Oh hello! It's time again for the Consumer Electronics Show, that yearly bacchanal of gadgets, gizmos, and sweaty assurances that this is the year 3D printing will catch on (honest). We're here, as always, to share it with you.
If you're wondering what to expect out of CES 2015, what new products will grace the show floor (or, in our world of funtime consumer quadcopters, float above it), the list can be summed up pretty quickly. Except slightly better, cheaper versions of technologies you weren't quite sold on yet anyway, in hopes of finally selling you. That means connected homes, activity trackers, cars that can drive just fine without you. It means TVs packed with something called quantum dots, which are not quantum in any scientific sense but are inarguably dots and will make The Big Bang Theory sparkle that much brighter.
What to expect, though, is the wrong question. The showcases you can see coming at CES are definitionally uninspiring. The joys of the show—and yes, there are CES joys, lots of them, despite whatever grumping you hear from media attendees—lie in the unexpected, the products and moments and people that you could never have dreamed of. There are risk-takers here, and absurdities, and sad abandoned booths to gently mock, and every so often a genuinely inspiring bit of technology that will make people's lives better in a tangible way.

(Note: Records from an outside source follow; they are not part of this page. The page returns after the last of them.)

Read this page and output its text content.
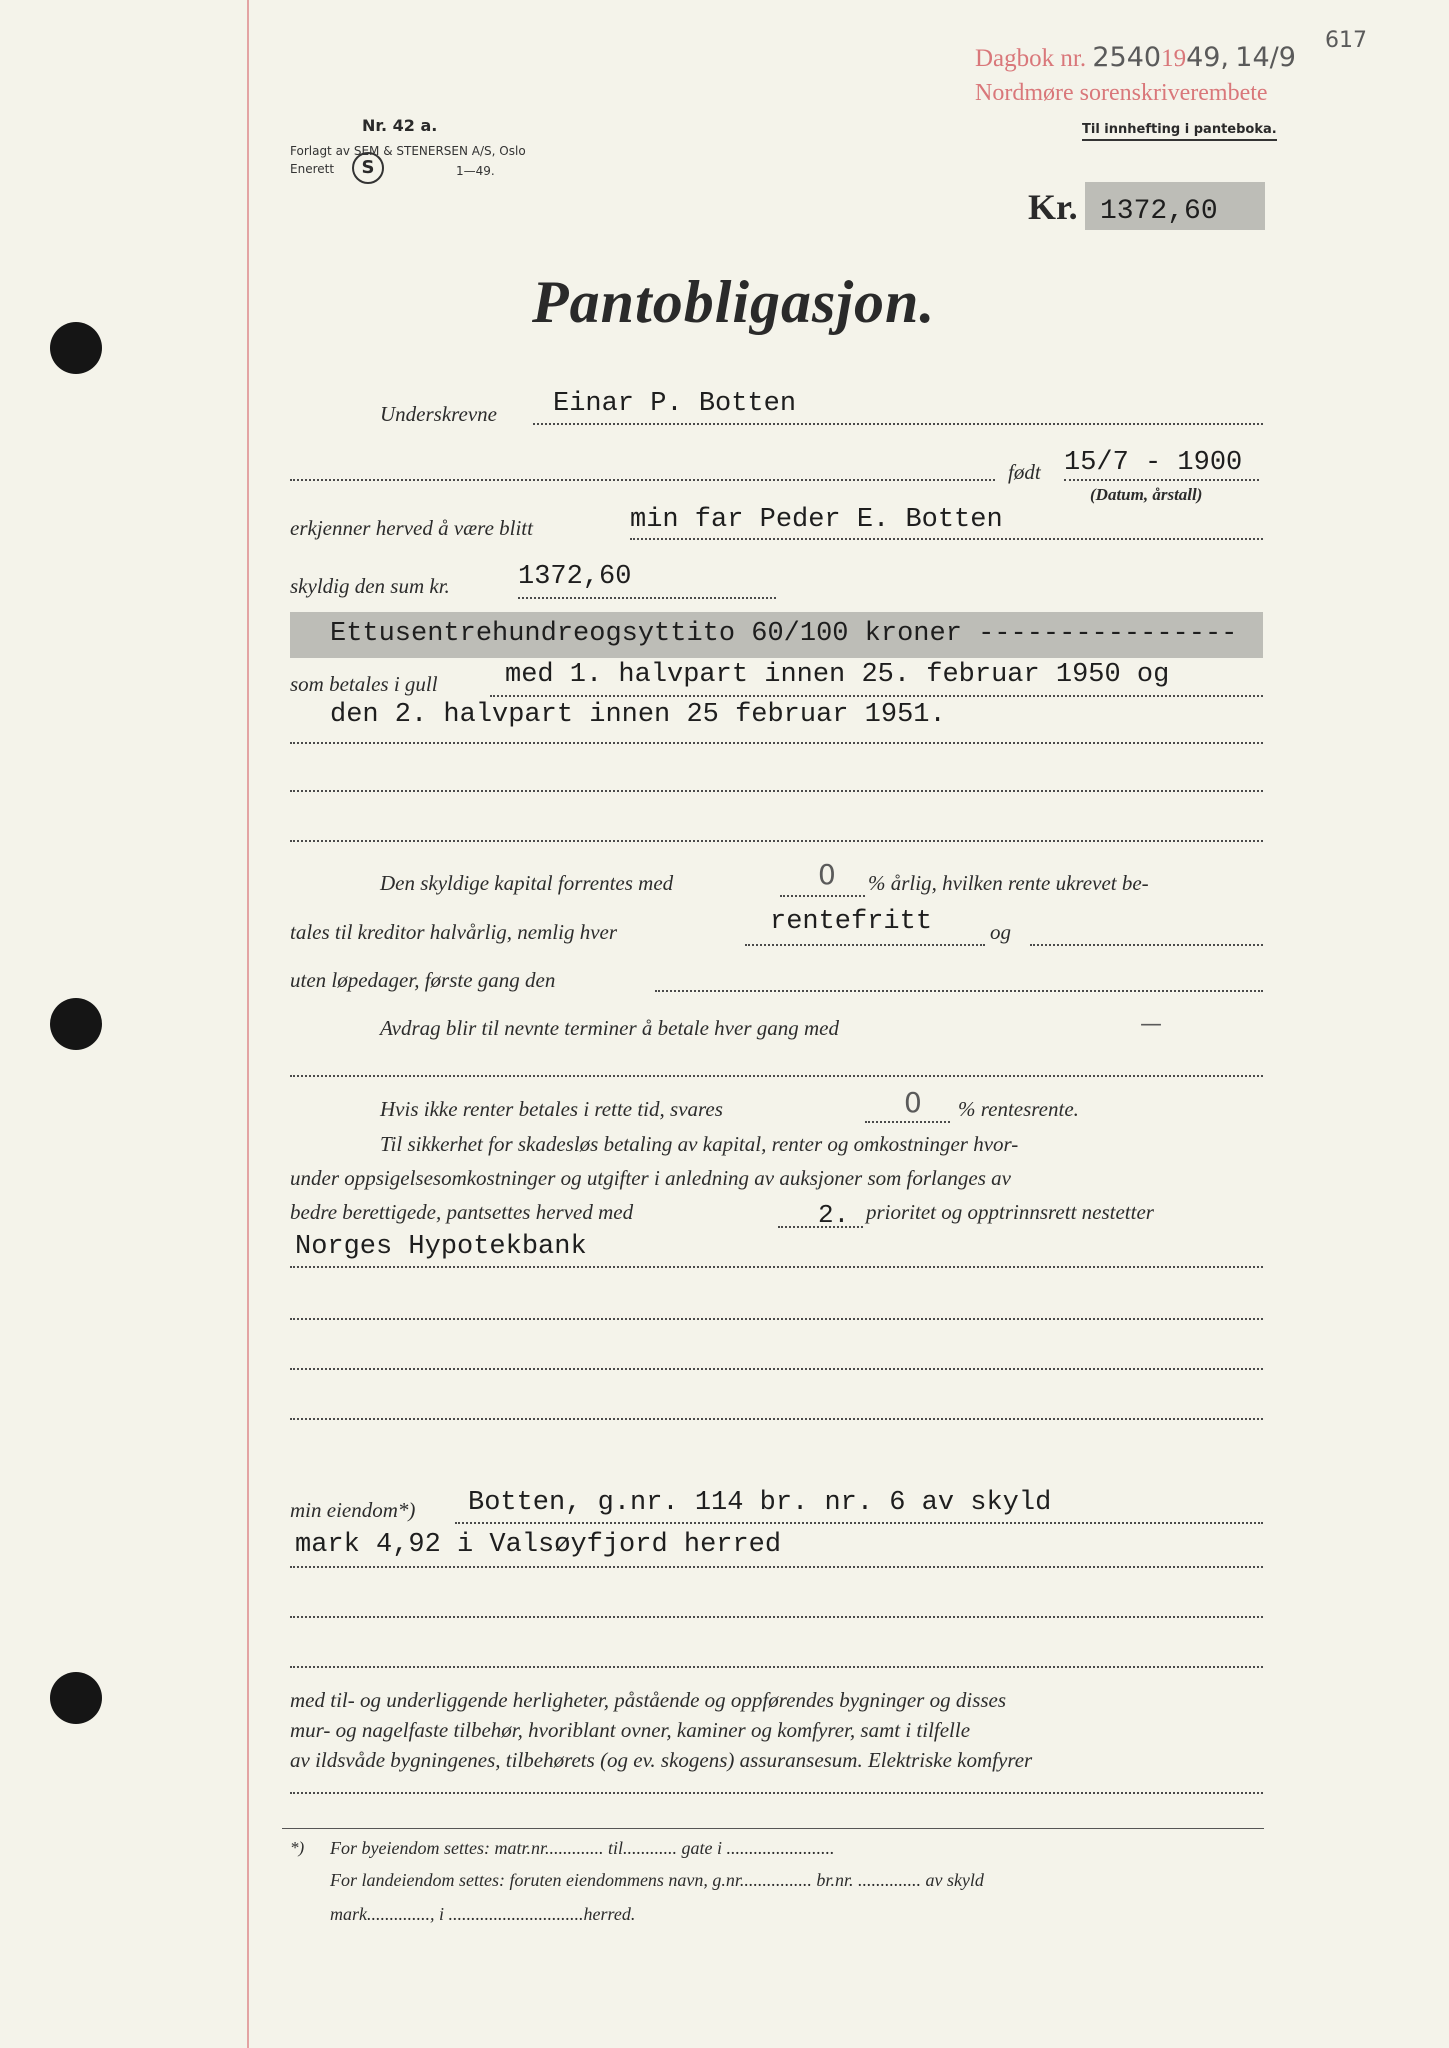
Dagbok nr. 25401949, 14/9
617
Nordmøre sorenskriverembete
Nr. 42 a.
Forlagt av SEM & STENERSEN A/S, Oslo
Enerett	S	1—49.
Til innhefting i panteboka.
Kr. 1372,60
Pantobligasjon.
Underskrevne Einar P. Botten
født 15/7 - 1900
(Datum, årstall)
erkjenner herved å være blitt	min far Peder E. Botten
skyldig den sum kr.	1372,60
Ettusentrehundreogsyttito 60/100 kroner ----------------
som betales i gull med 1. halvpart innen 25. februar 1950 og
den 2. halvpart innen 25 februar 1951.
Den skyldige kapital forrentes med	0 % årlig, hvilken rente ukrevet be-
tales til kreditor halvårlig, nemlig hver	rentefritt	og
uten løpedager, første gang den
Avdrag blir til nevnte terminer å betale hver gang med	—
Hvis ikke renter betales i rette tid, svares	0 % rentesrente.
Til sikkerhet for skadesløs betaling av kapital, renter og omkostninger hvor-
under oppsigelsesomkostninger og utgifter i anledning av auksjoner som forlanges av
bedre berettigede, pantsettes herved med	2. prioritet og opptrinnsrett nestetter
Norges Hypotekbank
min eiendom*) Botten, g.nr. 114 br. nr. 6 av skyld
mark 4,92 i Valsøyfjord herred
med til- og underliggende herligheter, påstående og oppførendes bygninger og disses
mur- og nagelfaste tilbehør, hvoriblant ovner, kaminer og komfyrer, samt i tilfelle
av ildsvåde bygningenes, tilbehørets (og ev. skogens) assuransesum. Elektriske komfyrer
*) For byeiendom settes: matr.nr............. til............ gate i ........................
For landeiendom settes: foruten eiendommens navn, g.nr................ br.nr. .............. av skyld
mark.............., i ..............................herred.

We've already seen some greatness, or at least innovation, from less-expected corners. The Withings Activité Pop has an unfortunate accent in its name but incredible style and functionality for its price. I'm not a gamer, but this MSI laptop with a built-in mechanical keyboard is joyful overkill. And the show hasn't even (technically) started yet.
This year you can follow all of our CES action at its own dedicated site, ces.gizmodo.com, as well as mixed in with the usual smatterings of the future on our homepage. We're going to bring you everything you'd expect, sure. But we're also going to present them to you in unexpected ways, and more importantly we're going to unearth the treasures you'd never thought to expect in the first place.
There are still joys in CES. And We're going to find them for you.